The UK proposals for cooperation in data sharing have been welcomed and it has been said that the proposals on the common rule book, confined as they are to goods, are insufficient in scope to ensure a level playing field. In particular, the EU seems to be arguing for more extensive alignment in services because of their importance in the modern production of goods.
The proposals for "enhanced equivalence" in financial services have been the subject of the most detailed comment. Here the EU appears to be rejecting the limited constraints on EU decision making that would be result from the proposed cooperation. Indeed, Mr Barnier is reported to have said that they are inconsistent with the (supposed) principle that access rights to the EU's financial services market are "a gift from Brussels" that can be freely withdrawn. Of course, any international agreement reduces autonomy and these objections seem exaggerated. Indeed, the WTO General Agreement on Trade in Services (GATS) already provides limits on EU autonomy since it provides that where equivalence regimes exist, even if "autonomous", all WTO Members must be provided with "adequate opportunity" to participate.

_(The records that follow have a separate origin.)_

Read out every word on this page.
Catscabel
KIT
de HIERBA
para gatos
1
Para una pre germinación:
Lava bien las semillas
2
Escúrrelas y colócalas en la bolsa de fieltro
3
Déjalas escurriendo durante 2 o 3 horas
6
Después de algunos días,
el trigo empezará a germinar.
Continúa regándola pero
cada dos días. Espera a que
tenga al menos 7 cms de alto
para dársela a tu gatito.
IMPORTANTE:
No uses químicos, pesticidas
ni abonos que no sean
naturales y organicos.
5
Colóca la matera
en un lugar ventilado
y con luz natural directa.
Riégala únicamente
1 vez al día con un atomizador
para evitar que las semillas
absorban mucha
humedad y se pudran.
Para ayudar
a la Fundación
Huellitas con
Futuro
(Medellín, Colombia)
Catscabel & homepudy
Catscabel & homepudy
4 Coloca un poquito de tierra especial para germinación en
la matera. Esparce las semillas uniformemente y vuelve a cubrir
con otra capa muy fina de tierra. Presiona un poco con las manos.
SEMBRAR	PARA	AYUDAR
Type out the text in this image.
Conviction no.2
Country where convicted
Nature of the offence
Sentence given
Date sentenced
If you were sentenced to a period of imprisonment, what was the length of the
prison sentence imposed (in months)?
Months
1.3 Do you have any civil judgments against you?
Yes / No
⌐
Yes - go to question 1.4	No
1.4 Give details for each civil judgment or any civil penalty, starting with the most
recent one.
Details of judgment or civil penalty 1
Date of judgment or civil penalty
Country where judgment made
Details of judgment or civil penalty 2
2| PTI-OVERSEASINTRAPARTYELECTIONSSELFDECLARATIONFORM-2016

In other words, although the EU may be free to terminate its equivalence regimes completely, it cannot refuse to apply them to the UK or withdraw equivalence arbitrarily from the UK. Since the UK has the closest alignment of rules and cooperation of any WTO Member, it is difficult to see how these regimes could be justifiably withdrawn from the UK alone. Even if all current EU equivalence regimes were promptly extended to the UK post-exit, however, this would still offer a far from comprehensive EU market access solution relative to the UK's "enhanced equivalence" proposals, which are intended to cover all key financial services and products.